Arini menatap tajam Raka. Bisa-bisanya Raka berkata seperti itu di depan Arini. Raka anggap Arini perempuan murahan yang bisa dengan siapa saja?
“Jaga ucapan kamu, Ka! Aku bukan perempuan yang tak bermoral, Ka! Turunkan aku di sini!”
“Rin ... Rin ... Rin ... bukan maksudku begitu, Rin?”
“Berhenti, Raka! Kamu sama saja!”
“Arini, aku minta maaf. Please .... jangan turun, ya? Oke aku minta maaf.”
“Kamu sama saja menganggap aku perempuan rendahan, Ka! Kamu tega, ya? Kamu itu tahu aku ini bagaimana dari dulu, sebelum Heru tahu aku, tapi tega-teganya bicara seperti itu?”
“Oke, aku minta maaf. Aku minta maaf, Rin. Tapi apa salahnya kamu balas dia? Selingkuh balas selingkuh!”

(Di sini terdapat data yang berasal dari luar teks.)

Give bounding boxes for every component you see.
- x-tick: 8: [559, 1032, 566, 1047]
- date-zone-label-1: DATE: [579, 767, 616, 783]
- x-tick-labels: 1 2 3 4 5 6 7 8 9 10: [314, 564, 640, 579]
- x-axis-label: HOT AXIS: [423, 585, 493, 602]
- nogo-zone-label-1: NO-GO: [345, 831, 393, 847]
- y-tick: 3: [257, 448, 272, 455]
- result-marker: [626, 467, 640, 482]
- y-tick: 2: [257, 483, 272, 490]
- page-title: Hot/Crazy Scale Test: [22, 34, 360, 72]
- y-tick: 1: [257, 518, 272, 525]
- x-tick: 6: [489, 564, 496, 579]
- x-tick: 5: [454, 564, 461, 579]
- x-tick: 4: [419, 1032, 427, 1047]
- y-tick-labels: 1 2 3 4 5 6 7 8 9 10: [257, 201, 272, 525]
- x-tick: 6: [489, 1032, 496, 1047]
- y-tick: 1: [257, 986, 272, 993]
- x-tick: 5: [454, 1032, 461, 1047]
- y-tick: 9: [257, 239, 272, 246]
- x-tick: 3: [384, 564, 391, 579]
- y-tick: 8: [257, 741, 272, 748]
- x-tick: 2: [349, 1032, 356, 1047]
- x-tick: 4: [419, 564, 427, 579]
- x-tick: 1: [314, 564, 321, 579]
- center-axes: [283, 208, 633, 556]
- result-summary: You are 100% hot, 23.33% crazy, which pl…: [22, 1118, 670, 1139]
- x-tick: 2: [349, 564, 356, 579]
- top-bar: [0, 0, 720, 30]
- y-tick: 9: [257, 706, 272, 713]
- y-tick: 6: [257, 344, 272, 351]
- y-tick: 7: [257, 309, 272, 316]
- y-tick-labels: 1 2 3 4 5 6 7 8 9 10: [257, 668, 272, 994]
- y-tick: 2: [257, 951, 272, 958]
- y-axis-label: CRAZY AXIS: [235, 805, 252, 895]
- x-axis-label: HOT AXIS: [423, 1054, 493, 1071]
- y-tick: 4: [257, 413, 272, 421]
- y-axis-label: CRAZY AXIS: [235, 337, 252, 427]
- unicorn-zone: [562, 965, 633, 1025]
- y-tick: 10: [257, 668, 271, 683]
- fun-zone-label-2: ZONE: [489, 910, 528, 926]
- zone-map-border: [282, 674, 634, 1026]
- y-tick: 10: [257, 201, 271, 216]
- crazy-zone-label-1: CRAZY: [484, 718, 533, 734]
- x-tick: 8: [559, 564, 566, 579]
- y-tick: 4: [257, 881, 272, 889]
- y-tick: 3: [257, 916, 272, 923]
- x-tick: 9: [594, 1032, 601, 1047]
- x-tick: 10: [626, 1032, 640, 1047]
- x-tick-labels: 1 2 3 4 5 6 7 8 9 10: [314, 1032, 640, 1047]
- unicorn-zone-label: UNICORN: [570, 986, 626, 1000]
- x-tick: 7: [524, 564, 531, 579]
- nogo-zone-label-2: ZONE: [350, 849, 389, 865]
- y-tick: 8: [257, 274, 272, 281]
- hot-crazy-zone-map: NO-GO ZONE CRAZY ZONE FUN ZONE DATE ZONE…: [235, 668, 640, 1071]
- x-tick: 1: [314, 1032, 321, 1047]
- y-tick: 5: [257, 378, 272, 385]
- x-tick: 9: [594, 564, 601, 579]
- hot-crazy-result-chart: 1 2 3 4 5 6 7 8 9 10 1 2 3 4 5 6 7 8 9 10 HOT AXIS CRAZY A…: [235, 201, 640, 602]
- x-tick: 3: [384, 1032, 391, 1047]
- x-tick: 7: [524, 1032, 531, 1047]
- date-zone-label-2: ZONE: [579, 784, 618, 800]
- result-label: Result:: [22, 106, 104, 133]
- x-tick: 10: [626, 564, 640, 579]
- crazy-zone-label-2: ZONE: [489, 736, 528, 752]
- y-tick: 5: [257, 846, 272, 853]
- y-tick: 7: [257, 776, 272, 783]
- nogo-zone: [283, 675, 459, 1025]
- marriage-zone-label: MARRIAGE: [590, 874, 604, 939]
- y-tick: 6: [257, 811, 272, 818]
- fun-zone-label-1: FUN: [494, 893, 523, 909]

“Gak begitu konsepnya, Raka?”
Raka mengangguk, ternyata Arini masih sama. Dia tidak seperti perempuan lainnya, padahal mudah sekali Arini berkencan dengan laki-laki lain, karena suaminya begitu, tapi Arini tetap menjaga marwahnya sebagai perempuan.

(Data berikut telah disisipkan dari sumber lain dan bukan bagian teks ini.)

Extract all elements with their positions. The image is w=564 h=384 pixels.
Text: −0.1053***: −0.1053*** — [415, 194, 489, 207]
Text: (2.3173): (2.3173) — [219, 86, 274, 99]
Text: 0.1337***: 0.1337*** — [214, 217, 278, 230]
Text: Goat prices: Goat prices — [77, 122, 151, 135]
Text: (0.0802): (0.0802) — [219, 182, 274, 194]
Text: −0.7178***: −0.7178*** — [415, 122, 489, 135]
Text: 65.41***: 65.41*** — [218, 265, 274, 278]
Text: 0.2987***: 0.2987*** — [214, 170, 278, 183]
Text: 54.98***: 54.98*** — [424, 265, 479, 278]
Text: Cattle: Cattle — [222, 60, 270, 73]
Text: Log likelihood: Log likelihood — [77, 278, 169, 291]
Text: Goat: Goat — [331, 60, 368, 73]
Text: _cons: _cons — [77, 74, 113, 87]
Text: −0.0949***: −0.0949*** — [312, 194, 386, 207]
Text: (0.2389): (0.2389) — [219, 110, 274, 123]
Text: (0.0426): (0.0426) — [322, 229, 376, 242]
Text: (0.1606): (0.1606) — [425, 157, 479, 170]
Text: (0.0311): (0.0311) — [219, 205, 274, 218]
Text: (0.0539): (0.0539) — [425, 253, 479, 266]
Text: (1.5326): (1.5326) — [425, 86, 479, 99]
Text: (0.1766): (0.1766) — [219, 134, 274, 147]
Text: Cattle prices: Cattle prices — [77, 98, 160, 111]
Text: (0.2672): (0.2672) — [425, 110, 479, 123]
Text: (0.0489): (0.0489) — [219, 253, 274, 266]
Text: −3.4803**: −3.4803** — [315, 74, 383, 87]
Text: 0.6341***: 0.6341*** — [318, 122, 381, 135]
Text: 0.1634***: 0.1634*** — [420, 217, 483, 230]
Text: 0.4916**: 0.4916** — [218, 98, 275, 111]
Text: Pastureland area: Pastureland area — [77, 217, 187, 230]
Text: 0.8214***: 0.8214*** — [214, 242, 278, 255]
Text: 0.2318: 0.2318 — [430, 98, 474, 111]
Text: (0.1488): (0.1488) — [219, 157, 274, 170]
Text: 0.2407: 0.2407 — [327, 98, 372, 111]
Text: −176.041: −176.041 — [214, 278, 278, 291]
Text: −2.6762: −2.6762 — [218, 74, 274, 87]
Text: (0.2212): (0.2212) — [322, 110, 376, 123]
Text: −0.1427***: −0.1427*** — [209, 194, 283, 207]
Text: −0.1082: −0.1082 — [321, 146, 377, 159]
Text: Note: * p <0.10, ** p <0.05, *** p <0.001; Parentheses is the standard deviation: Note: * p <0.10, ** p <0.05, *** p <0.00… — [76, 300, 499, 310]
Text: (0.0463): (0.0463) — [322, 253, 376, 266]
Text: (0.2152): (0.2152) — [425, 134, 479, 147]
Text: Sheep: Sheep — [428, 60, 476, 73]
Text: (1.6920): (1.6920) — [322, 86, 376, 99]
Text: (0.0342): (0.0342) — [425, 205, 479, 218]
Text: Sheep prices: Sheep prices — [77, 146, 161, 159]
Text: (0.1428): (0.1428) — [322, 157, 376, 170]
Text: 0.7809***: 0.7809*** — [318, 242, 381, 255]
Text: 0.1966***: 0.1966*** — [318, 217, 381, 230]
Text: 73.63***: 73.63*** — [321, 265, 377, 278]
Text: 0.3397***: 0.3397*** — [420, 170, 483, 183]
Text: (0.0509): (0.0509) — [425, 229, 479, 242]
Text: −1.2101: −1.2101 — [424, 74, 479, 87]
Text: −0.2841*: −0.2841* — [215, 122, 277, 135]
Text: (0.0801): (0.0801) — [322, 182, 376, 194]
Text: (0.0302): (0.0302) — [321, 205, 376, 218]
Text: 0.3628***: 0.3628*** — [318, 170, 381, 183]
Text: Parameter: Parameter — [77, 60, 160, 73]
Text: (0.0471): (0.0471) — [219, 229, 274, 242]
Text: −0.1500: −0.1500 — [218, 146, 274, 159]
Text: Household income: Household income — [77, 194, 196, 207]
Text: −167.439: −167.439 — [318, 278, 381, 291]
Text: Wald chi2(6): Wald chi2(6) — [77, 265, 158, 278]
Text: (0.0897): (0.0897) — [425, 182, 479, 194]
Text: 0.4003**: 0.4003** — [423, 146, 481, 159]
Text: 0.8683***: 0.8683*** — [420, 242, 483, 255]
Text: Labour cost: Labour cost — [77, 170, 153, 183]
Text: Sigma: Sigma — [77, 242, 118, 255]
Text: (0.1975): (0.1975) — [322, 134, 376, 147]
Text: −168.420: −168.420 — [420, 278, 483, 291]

“Andai kamu tahu hidup aku sebenarnya saat dengan Asti, Rin. Kamu pasti tak percaya dengan semuanya.”
“Maksudmu, Ka?”
“Besok aku cerita, sudah sampai rumahmu, kamu masuk, bersih-bersih, lalu tidur. Tuh ingusnya dibersihin juga,” ucap Raka terkekeh.
“Sini aku lap pakai jaz mahalmu?”
“Boleh sini?”
“Gak ah, sudah aku turun, terima kasih, Ka,” ucap Arini.
Raka kembali pulang ke rumahnya. Raka masih senyum-senyum sendiri mengingat dulu dengan Arini. Gadis lugu, manis, tapi culun menurutnya, karena dia suka gadis yang feminim, cantik, modis, seperti Asti.
“Bodohnya aku, kenapa aku nolak kamu dulu, Rin. Kamu perempuan yang sangat setia, sudah disakiti suamimu pun kamu masih bisa sesabar ini,” ucap Raka lirih.